Nous ne nous appesantirons pas davantage sur ce sujet ; mais, pour voir dans la Poétique d’Aristote ou dans ses autres écrits ce qu’on y voit aujourd’hui (Schasler, Frohschammer, etc.), il faut, selon nous : 1o s’être soi-même fortement initié aux progrès et aux découvertes les plus récentes de la science du beau et de l’art ; 2o se servir, pour voir, des lunettes taillées par les modernes ; 3o faire parler aux anciens et à Aristote une langue qui n’a jamais été la leur et qui n’exprime nullement leurs idées.

En résumé et pour revenir au problème de la division des arts, on ne peut dire ni qu’Aristote l’ait résolu ni qu’il ait même indiqué le principe et tracé la méthode pour le résoudre.
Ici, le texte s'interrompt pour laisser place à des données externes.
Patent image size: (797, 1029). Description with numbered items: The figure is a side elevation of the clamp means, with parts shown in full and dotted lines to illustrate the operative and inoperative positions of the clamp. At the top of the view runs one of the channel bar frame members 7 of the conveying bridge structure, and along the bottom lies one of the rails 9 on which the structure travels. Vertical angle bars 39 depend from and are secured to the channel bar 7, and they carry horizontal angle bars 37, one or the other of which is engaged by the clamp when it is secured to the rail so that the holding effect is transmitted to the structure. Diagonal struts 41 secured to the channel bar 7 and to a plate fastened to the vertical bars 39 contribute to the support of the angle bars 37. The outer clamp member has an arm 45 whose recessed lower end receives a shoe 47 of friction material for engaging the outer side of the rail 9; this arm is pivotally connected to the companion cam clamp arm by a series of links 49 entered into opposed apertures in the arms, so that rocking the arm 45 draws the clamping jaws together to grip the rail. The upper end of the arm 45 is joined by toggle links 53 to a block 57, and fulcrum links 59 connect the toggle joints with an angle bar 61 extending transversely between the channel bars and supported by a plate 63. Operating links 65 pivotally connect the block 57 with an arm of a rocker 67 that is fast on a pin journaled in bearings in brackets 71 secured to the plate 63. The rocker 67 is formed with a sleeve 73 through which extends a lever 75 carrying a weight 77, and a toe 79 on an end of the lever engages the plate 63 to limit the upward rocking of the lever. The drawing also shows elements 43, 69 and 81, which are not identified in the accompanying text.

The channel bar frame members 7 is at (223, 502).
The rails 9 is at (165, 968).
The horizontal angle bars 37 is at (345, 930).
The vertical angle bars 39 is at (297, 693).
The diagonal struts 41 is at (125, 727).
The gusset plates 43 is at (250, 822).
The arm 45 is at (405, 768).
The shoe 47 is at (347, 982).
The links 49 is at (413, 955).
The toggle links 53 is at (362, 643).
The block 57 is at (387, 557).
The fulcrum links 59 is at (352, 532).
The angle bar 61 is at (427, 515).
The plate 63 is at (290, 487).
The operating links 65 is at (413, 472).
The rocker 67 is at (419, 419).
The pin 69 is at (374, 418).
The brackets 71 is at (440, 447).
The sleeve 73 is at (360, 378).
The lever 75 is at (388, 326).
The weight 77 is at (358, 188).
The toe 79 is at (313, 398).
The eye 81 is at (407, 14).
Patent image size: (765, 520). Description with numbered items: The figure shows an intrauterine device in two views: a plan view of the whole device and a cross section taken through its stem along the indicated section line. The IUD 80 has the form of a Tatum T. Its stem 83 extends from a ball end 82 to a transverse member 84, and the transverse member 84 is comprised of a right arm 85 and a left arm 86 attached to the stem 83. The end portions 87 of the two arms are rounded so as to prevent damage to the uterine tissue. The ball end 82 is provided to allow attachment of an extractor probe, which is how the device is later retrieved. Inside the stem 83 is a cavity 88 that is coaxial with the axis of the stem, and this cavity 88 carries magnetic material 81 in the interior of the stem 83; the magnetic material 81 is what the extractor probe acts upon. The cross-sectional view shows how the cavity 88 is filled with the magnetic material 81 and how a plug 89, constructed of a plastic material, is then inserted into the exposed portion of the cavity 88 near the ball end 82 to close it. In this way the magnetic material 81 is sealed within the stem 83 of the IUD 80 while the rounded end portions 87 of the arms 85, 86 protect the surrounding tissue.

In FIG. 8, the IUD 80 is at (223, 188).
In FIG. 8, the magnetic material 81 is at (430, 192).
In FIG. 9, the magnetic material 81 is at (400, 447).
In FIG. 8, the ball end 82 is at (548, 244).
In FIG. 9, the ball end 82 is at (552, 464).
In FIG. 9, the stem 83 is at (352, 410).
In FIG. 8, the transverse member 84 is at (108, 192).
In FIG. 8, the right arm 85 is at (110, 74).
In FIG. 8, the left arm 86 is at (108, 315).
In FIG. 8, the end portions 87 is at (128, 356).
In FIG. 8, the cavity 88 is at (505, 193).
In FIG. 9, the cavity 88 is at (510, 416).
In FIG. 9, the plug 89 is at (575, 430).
Aristote n’a pas même l’air de soupçonner l’importance du sujet qu’il traite d’une façon incidente et en passant. Il en parle très brièvement, en quelques mots à propos de la poésie. Il ne songe nullement à distinguer et à séparer les arts, à en dresser la liste, à établir leurs rapports, à marquer leur place, à montrer leur gradation. Le principe lui-même dont il se sert, il ne l’examine ni ne le discute. Ce principe, je l’ai dit, c’est l’imitation. Après l’avoir affirmé il se borne à indiquer comme différences entre les arts des différences réelles, mais qu’il n’explique pas. Il n’en tire aucun parti pour essayer d’établir une véritable division et classification des arts. Tout cela est en dehors de son esthétique et de ce qu’on veut bien appeler sa théorie de l’art.

Ce n’est pas moins un pas et un grand pas de fait dans la science à son début ; nous devons le reconnaître et le constater.

IV

Après Platon et Aristote, l’esthétique ancienne n’a, sur notre sujet, rien de sérieux et d’intéressant à nous offrir. Si les philosophes en parlent, c’est pour se conformer à l’opinion vulgaire. Tous les moralistes traitent les arts de frivoles. Les stoïciens déclament contre le luxe qui les entretient et les prend à son service. Les autres, plus indulgents, n’y voient que des moyens de plaisir et d’amusement. Partout la distinction des arts libéraux et des arts serviles est pourtant maintenue ; celle des arts et des sciences l’est beaucoup moins, ou rien de précis ne justifie les distinctions.

Cicéron (De nat. deor., II. 59) établit une comparaison entre les arts utiles et les arts d’agrément : Ex quibus collatis et comparatis artes efficimus partem ad usum vitæ, partem ad oblectationem necessarias.